中企庁は16年に、手形サイトについて120日以内を前提とした上で、「将来的には60日以内とするよう努める」との通達を発出。産業界に対し、自主行動計画の策定やフォローアップ調査を通じて段階的な手形サイトの短縮に取り組むよう促してきた。
手形の受取側に当たる企業の多くが支払サイトのさらなる短縮を求めている現状を踏まえ、通達の見直しを検討。手形サイトについて「業種に関わらず60日以内とするべき」と明記する方針を固めた。
この方針は下請法の対象となる取引に適用するもので、建設業の場合は建材や建設機械の購入などが該当する。
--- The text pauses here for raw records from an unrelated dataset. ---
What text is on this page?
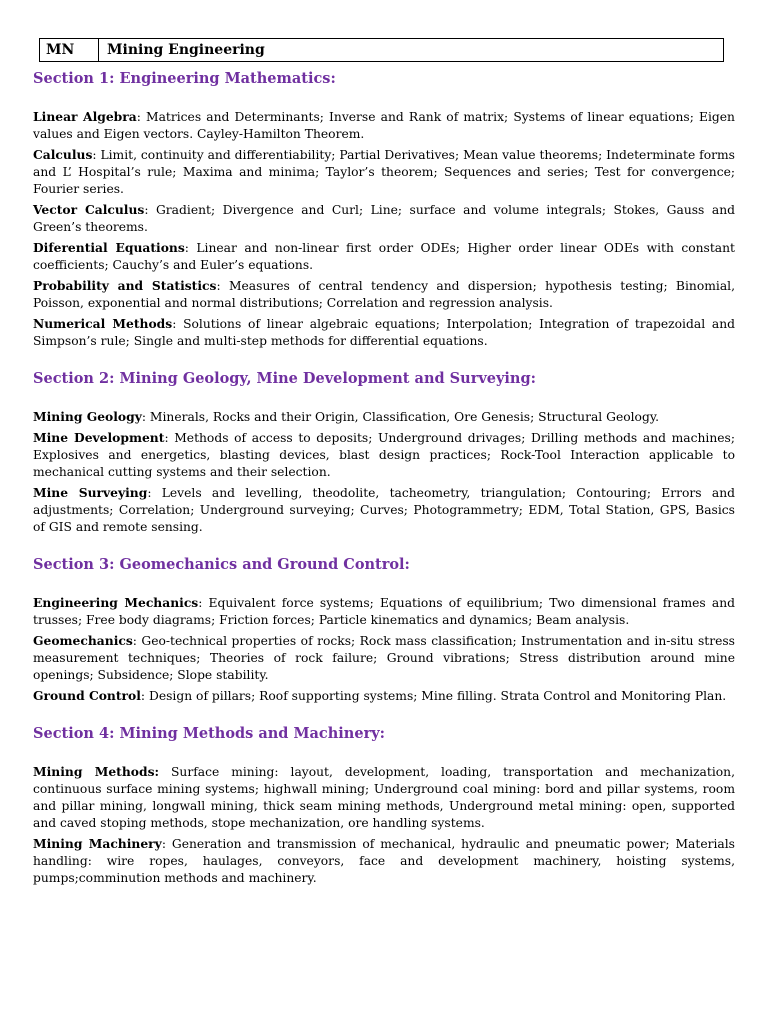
MN	Mining Engineering
Section 1: Engineering Mathematics:

Linear Algebra: Matrices and Determinants; Inverse and Rank of matrix; Systems of linear equations; Eigen values and Eigen vectors. Cayley-Hamilton Theorem.

Calculus: Limit, continuity and differentiability; Partial Derivatives; Mean value theorems; Indeterminate forms and L’ Hospital’s rule; Maxima and minima; Taylor’s theorem; Sequences and series; Test for convergence; Fourier series.

Vector Calculus: Gradient; Divergence and Curl; Line; surface and volume integrals; Stokes, Gauss and Green’s theorems.

Diferential Equations: Linear and non-linear first order ODEs; Higher order linear ODEs with constant coefficients; Cauchy’s and Euler’s equations.

Probability and Statistics: Measures of central tendency and dispersion; hypothesis testing; Binomial, Poisson, exponential and normal distributions; Correlation and regression analysis.

Numerical Methods: Solutions of linear algebraic equations; Interpolation; Integration of trapezoidal and Simpson’s rule; Single and multi-step methods for differential equations.

Section 2: Mining Geology, Mine Development and Surveying:

Mining Geology: Minerals, Rocks and their Origin, Classification, Ore Genesis; Structural Geology.

Mine Development: Methods of access to deposits; Underground drivages; Drilling methods and machines; Explosives and energetics, blasting devices, blast design practices; Rock-Tool Interaction applicable to mechanical cutting systems and their selection.

Mine Surveying: Levels and levelling, theodolite, tacheometry, triangulation; Contouring; Errors and adjustments; Correlation; Underground surveying; Curves; Photogrammetry; EDM, Total Station, GPS, Basics of GIS and remote sensing.

Section 3: Geomechanics and Ground Control:

Engineering Mechanics: Equivalent force systems; Equations of equilibrium; Two dimensional frames and trusses; Free body diagrams; Friction forces; Particle kinematics and dynamics; Beam analysis.

Geomechanics: Geo-technical properties of rocks; Rock mass classification; Instrumentation and in-situ stress measurement techniques; Theories of rock failure; Ground vibrations; Stress distribution around mine openings; Subsidence; Slope stability.

Ground Control: Design of pillars; Roof supporting systems; Mine filling. Strata Control and Monitoring Plan.

Section 4: Mining Methods and Machinery:

Mining Methods: Surface mining: layout, development, loading, transportation and mechanization, continuous surface mining systems; highwall mining; Underground coal mining: bord and pillar systems, room and pillar mining, longwall mining, thick seam mining methods, Underground metal mining: open, supported and caved stoping methods, stope mechanization, ore handling systems.

Mining Machinery: Generation and transmission of mechanical, hydraulic and pneumatic power; Materials handling: wire ropes, haulages, conveyors, face and development machinery, hoisting systems, pumps;comminution methods and machinery.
建設業法上の元下関係については、国土交通省が中企庁からの通達を踏まえ、建設業法令遵守ガイドラインの中で同様の支払条件を設定するよう求めている。
国交省が建設業を対象に行った下請取引に関する19年度の実態調査では、手形サイトの設定期間は「61日以上120日以内」の企業が全体の89・7%を占めており、今回示された「60日以内」とした建設企業は4・5%にとどまっているのが現状だ。
このほか検討会では、手形を満期前に現金化する際に金融機関に支払う割引料の大半を受取人が負担している現状についても議論。振出人が負担することが望ましいという考え方を踏まえ、中企庁は、下請代金の支払に手形を使用する際に「本体価格分と割引料相当額を分けて明示すべき」と通達に記載する方向性を示した。
ただし、支払条件の大幅な転換につながることから、支払側の資金繰りが急激に悪化することのないよう、3年程度の周知期間を経過措置として設ける。新型感染症により経済状況が急激に悪化している現状を踏まえ、具体的な施行時期を判断する。